Gut gepolstert durchs Studium

Der Maschinenbauer Heller unterstützt Mitarbeiter, die nach Höherem streben


Nürtingen. Wer Sascha Jahn fragt, warum er sich ausgerechnet das Fach Industrie-Elektronik ausgesucht hat, bekommt eine überraschende Antwort: „Weil es so schwer ist“, sagt der junge Mann und lacht dabei. „Die Herausforderung hat mich gereizt“, meint der 28-Jährige, und dann erzählt er selbstbewusst, wie er seinen Weg gemacht hat vom Realschüler bis zum Elektroingenieur. Seinem Arbeitgeber ist er dabei treu geblieben: dem Maschinenbauer Heller in Nürtingen.

Heute baut er Heller-Maschinen als 3-D-Modelle am Computer nach. Gerade überspielt er so ein virtuelles Abbild vom Laptop auf die Maschinensteuerung. Das Modell muss bis auf das Hundertstel stimmen: Es ist die Grundlage für eine unfallfreie Steuerung der Fräsmaschinen, auf die Heller spezialisiert ist. Damit können die Achsbewegungen der Maschine berechnet und mögliche Kollisionen frühzeitig erkannt werden.

Die Liebe zur Technik ist Jahn schon in die Wiege gelegt: Sein Vater und sein Bruder sind Industrie-Mechaniker, und er selbst hat immer gern getüftelt.

Nach der Ausbildung als Servicetechniker im Einsatz

Ehrgeizige Ziele hat er sich schon als Realschüler gesteckt: „Ich wollte zu Heller, denn die Ausbildung hier hat einen sehr guten Ruf.“ Es klappte, und Jahn begann mit 17 Jahren bei dem Maschinenbauer als Azubi zum Industrie-Elektroniker Fachrichtung Produktionstechnik.

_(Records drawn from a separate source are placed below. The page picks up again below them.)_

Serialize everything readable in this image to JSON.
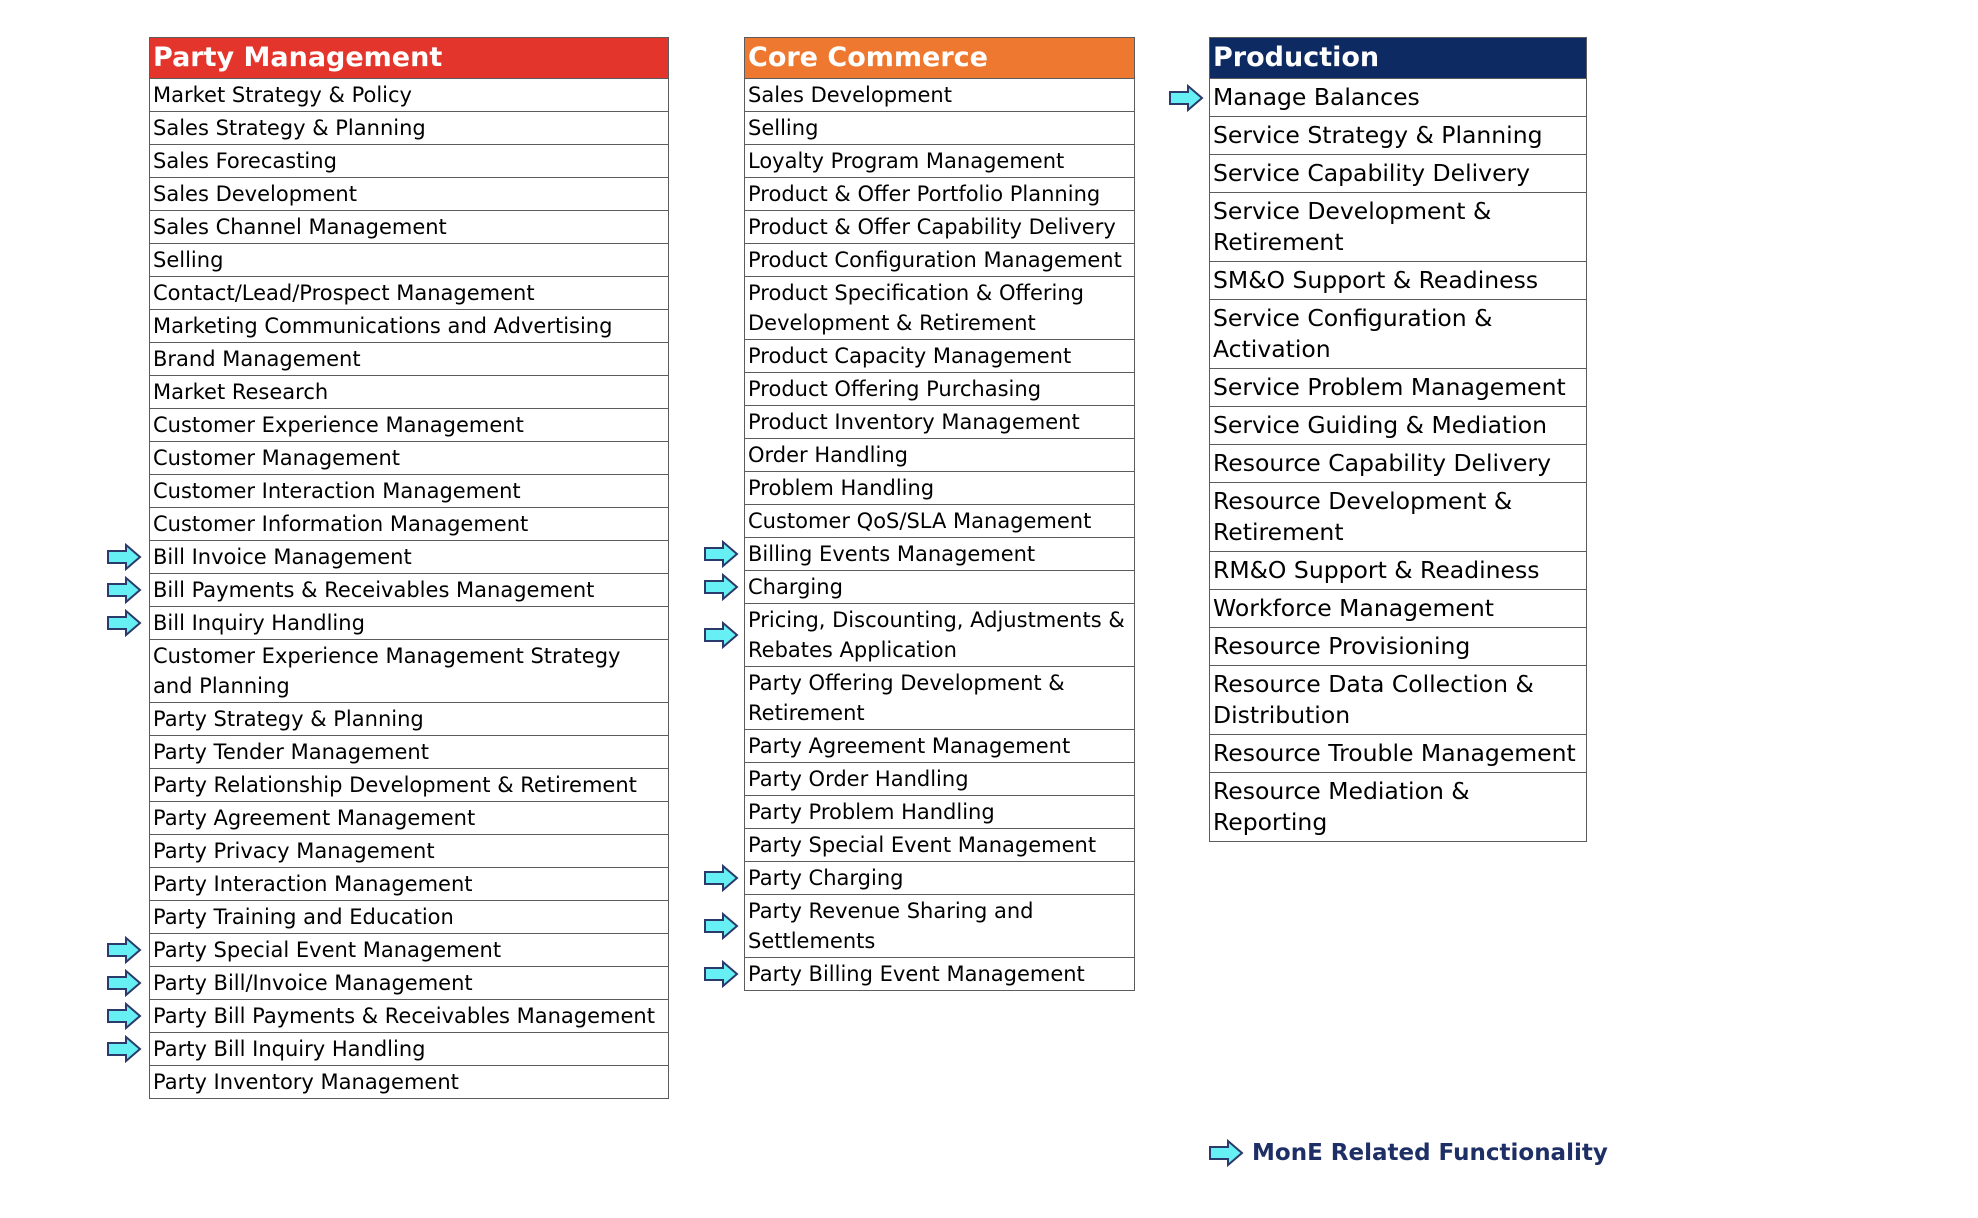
{
  "colors": {
    "party_header": "#e3352b",
    "core_header": "#ef7831",
    "production_header": "#0e2a63",
    "arrow_fill": "#66f0f3",
    "arrow_stroke": "#2b3a6a",
    "legend_text": "#1e2f66"
  },
  "icons": {
    "marker": "right-arrow-icon"
  },
  "panels": [
    {
      "title": "Party Management",
      "items": [
        {
          "label": "Market Strategy & Policy",
          "mone": false
        },
        {
          "label": "Sales Strategy & Planning",
          "mone": false
        },
        {
          "label": "Sales Forecasting",
          "mone": false
        },
        {
          "label": "Sales Development",
          "mone": false
        },
        {
          "label": "Sales Channel Management",
          "mone": false
        },
        {
          "label": "Selling",
          "mone": false
        },
        {
          "label": "Contact/Lead/Prospect Management",
          "mone": false
        },
        {
          "label": "Marketing Communications and Advertising",
          "mone": false
        },
        {
          "label": "Brand Management",
          "mone": false
        },
        {
          "label": "Market Research",
          "mone": false
        },
        {
          "label": "Customer Experience Management",
          "mone": false
        },
        {
          "label": "Customer Management",
          "mone": false
        },
        {
          "label": "Customer Interaction Management",
          "mone": false
        },
        {
          "label": "Customer Information Management",
          "mone": false
        },
        {
          "label": "Bill Invoice Management",
          "mone": true
        },
        {
          "label": "Bill Payments & Receivables Management",
          "mone": true
        },
        {
          "label": "Bill Inquiry Handling",
          "mone": true
        },
        {
          "label": "Customer Experience Management Strategy and Planning",
          "mone": false
        },
        {
          "label": "Party Strategy & Planning",
          "mone": false
        },
        {
          "label": "Party Tender Management",
          "mone": false
        },
        {
          "label": "Party Relationship Development & Retirement",
          "mone": false
        },
        {
          "label": "Party Agreement Management",
          "mone": false
        },
        {
          "label": "Party Privacy Management",
          "mone": false
        },
        {
          "label": "Party Interaction Management",
          "mone": false
        },
        {
          "label": "Party Training and Education",
          "mone": false
        },
        {
          "label": "Party Special Event Management",
          "mone": true
        },
        {
          "label": "Party Bill/Invoice Management",
          "mone": true
        },
        {
          "label": "Party Bill Payments & Receivables Management",
          "mone": true
        },
        {
          "label": "Party Bill Inquiry Handling",
          "mone": true
        },
        {
          "label": "Party Inventory Management",
          "mone": false
        }
      ]
    },
    {
      "title": "Core Commerce",
      "items": [
        {
          "label": "Sales Development",
          "mone": false
        },
        {
          "label": "Selling",
          "mone": false
        },
        {
          "label": "Loyalty Program Management",
          "mone": false
        },
        {
          "label": "Product & Offer Portfolio Planning",
          "mone": false
        },
        {
          "label": "Product & Offer Capability Delivery",
          "mone": false
        },
        {
          "label": "Product Configuration Management",
          "mone": false
        },
        {
          "label": "Product Specification & Offering Development & Retirement",
          "mone": false
        },
        {
          "label": "Product Capacity Management",
          "mone": false
        },
        {
          "label": "Product Offering Purchasing",
          "mone": false
        },
        {
          "label": "Product Inventory Management",
          "mone": false
        },
        {
          "label": "Order Handling",
          "mone": false
        },
        {
          "label": "Problem Handling",
          "mone": false
        },
        {
          "label": "Customer QoS/SLA Management",
          "mone": false
        },
        {
          "label": "Billing Events Management",
          "mone": true
        },
        {
          "label": "Charging",
          "mone": true
        },
        {
          "label": "Pricing, Discounting, Adjustments & Rebates Application",
          "mone": true
        },
        {
          "label": "Party Offering Development & Retirement",
          "mone": false
        },
        {
          "label": "Party Agreement Management",
          "mone": false
        },
        {
          "label": "Party Order Handling",
          "mone": false
        },
        {
          "label": "Party Problem Handling",
          "mone": false
        },
        {
          "label": "Party Special Event Management",
          "mone": false
        },
        {
          "label": "Party Charging",
          "mone": true
        },
        {
          "label": "Party Revenue Sharing and Settlements",
          "mone": true
        },
        {
          "label": "Party Billing Event Management",
          "mone": true
        }
      ]
    },
    {
      "title": "Production",
      "items": [
        {
          "label": "Manage Balances",
          "mone": true
        },
        {
          "label": "Service Strategy & Planning",
          "mone": false
        },
        {
          "label": "Service Capability Delivery",
          "mone": false
        },
        {
          "label": "Service Development & Retirement",
          "mone": false
        },
        {
          "label": "SM&O Support & Readiness",
          "mone": false
        },
        {
          "label": "Service Configuration & Activation",
          "mone": false
        },
        {
          "label": "Service Problem Management",
          "mone": false
        },
        {
          "label": "Service Guiding & Mediation",
          "mone": false
        },
        {
          "label": "Resource Capability Delivery",
          "mone": false
        },
        {
          "label": "Resource Development & Retirement",
          "mone": false
        },
        {
          "label": "RM&O Support & Readiness",
          "mone": false
        },
        {
          "label": "Workforce Management",
          "mone": false
        },
        {
          "label": "Resource Provisioning",
          "mone": false
        },
        {
          "label": "Resource Data Collection & Distribution",
          "mone": false
        },
        {
          "label": "Resource Trouble Management",
          "mone": false
        },
        {
          "label": "Resource Mediation & Reporting",
          "mone": false
        }
      ]
    }
  ],
  "legend": {
    "label": "MonE Related Functionality"
  }
}
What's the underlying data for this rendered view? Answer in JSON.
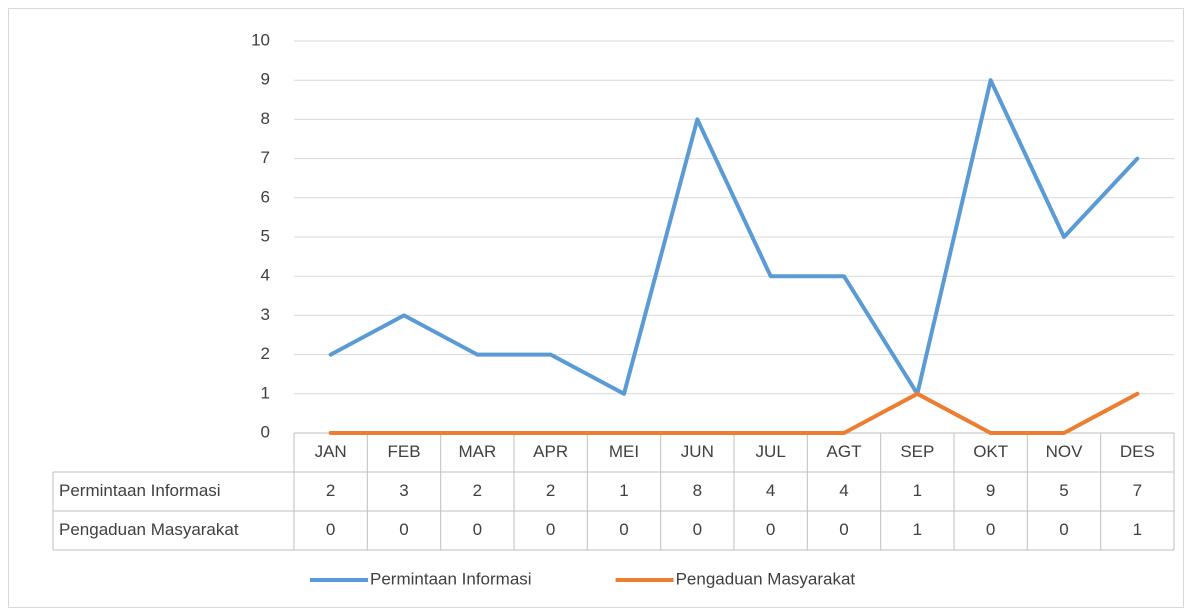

„An ein Studium dachte ich damals überhaupt nicht“, erzählt er. Nach der Ausbildung wurde er in Hannover als Servicetechniker eingesetzt. „Das war sehr anspruchsvoll und ich habe viel dabei gelernt.“

Erst bei der Bundeswehr kam ihm der Gedanke, sich an ein Studium zu wagen. Zurück bei Heller wollte er eigentlich kündigen, um zu studieren, und landete so bei Personalentwicklerin Elke Gackenheimer. „Wir haben ‚Stopp!‘ gesagt. Wir wollten ihn auf alle Fälle behalten und haben ihm ein Angebot gemacht.“

Jahn konnte sein Arbeitsverhältnis ruhen lassen, solange er die Fachhochschulreife nachholte und studierte. Während der sieben Semester an der Hochschule Ulm unterstützte ihn Heller finanziell mit 300 Euro im Monat.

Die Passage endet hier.